I never had any training for this kind of thing. I did a couple of years in the Boy Scouts but that’s all. I could have done with a stretch in the forces, but it wasn’t for me. I couldn’t stand the shouting and the discipline. I’ve never been able to handle being told what to do. Unless I’m the one doing the ordering, then I work better on my own and I always have done. I used to get on with other people well enough but, given the choice, I prefer my own company every time. Especially now. I wouldn’t be able to trust anyone else to stay quiet or still enough when the bodies are about. The rest of the world is dead and everything I do is exaggerated by the stillness. I can’t take any risks.

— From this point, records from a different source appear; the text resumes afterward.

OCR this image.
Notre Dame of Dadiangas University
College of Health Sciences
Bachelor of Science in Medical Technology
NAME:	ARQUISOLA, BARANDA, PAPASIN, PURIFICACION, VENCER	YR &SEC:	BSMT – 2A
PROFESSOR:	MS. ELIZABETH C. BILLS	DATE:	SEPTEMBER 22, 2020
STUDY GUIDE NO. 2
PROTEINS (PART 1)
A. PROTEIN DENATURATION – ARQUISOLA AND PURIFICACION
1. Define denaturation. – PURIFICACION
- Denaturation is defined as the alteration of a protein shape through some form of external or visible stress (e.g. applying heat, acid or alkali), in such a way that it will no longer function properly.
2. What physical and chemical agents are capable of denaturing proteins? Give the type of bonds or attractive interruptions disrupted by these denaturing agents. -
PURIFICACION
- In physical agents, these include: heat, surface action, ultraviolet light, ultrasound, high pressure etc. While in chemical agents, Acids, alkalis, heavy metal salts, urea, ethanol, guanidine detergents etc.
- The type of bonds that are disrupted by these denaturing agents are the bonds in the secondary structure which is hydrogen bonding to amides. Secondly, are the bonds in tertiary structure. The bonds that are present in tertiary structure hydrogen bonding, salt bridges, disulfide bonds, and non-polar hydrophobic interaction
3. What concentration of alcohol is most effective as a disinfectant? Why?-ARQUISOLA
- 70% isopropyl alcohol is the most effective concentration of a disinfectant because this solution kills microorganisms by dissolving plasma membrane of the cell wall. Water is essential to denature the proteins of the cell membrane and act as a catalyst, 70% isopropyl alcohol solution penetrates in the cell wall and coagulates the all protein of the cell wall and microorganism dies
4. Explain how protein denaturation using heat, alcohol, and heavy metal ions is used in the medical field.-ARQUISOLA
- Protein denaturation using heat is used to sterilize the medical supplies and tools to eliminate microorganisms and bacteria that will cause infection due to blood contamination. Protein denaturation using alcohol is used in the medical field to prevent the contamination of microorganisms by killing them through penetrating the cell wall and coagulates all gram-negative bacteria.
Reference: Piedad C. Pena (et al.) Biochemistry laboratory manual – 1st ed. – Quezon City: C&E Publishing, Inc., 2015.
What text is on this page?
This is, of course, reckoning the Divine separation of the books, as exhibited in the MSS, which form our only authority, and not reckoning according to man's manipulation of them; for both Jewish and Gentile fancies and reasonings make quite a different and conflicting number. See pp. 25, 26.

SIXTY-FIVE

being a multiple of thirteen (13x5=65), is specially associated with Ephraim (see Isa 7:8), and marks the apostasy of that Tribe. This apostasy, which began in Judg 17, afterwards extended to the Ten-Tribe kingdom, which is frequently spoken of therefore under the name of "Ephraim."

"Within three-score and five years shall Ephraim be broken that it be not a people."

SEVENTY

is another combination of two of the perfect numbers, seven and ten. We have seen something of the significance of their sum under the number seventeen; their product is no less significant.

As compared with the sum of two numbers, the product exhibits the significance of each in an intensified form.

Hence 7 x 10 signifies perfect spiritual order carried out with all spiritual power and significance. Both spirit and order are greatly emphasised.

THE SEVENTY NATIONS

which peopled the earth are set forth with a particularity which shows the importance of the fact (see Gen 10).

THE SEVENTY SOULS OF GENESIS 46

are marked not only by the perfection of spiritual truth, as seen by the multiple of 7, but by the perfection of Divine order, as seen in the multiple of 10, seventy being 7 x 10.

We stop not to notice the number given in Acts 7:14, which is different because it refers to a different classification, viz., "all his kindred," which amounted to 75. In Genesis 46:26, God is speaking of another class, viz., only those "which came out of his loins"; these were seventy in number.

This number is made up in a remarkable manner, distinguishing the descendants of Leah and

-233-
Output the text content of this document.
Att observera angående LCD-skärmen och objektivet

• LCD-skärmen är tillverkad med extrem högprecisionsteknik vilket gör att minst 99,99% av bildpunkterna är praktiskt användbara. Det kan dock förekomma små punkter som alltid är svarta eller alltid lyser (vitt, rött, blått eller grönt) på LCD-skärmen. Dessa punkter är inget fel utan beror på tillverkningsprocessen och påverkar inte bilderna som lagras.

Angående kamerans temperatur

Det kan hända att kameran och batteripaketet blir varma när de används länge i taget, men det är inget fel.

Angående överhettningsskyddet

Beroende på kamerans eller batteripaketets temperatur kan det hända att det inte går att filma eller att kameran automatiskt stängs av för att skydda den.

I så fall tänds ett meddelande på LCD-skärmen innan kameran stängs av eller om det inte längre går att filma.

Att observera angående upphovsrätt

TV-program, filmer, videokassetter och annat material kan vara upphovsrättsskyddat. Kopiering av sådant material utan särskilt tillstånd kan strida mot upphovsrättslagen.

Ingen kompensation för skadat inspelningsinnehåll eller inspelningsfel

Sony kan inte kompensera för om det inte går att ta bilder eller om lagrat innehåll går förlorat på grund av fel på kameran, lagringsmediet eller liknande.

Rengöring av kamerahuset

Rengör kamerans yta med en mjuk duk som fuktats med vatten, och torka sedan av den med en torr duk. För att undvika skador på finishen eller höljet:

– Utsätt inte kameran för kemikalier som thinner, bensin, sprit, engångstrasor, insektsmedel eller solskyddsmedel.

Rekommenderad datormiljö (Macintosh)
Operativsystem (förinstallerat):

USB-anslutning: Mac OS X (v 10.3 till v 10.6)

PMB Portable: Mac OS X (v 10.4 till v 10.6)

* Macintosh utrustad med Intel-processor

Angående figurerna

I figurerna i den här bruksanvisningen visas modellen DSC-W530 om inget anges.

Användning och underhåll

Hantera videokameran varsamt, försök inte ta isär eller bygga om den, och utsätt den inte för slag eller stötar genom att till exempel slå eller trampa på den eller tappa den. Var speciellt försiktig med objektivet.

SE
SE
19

If I move they’ll see me. If I make a sound they’ll hear me. They have numbers on their side and I know that if I give them half a chance, they’ll kill me.
So what have I learnt about them. They’re pretty simple creatures now, easy to read. There doesn’t seem to be a lot of conscious thought going on in their festering brains, but I have noticed them beginning to follow certain behaviours. And those behaviours are changing almost by the day.
It’s a week now since it happened. I checked enough of them at the start to be sure they were dead, but something inside them has survived and it’s growing stronger. It began when they picked themselves up and started to move again, then they were able to hear and see. Over the last twenty-four hours I’ve seen them become even more animated. They’re beginning to show rudimentary emotions too: anger, although that could just be a physical manifestation of frustration, and either fear or pain, I can’t tell which.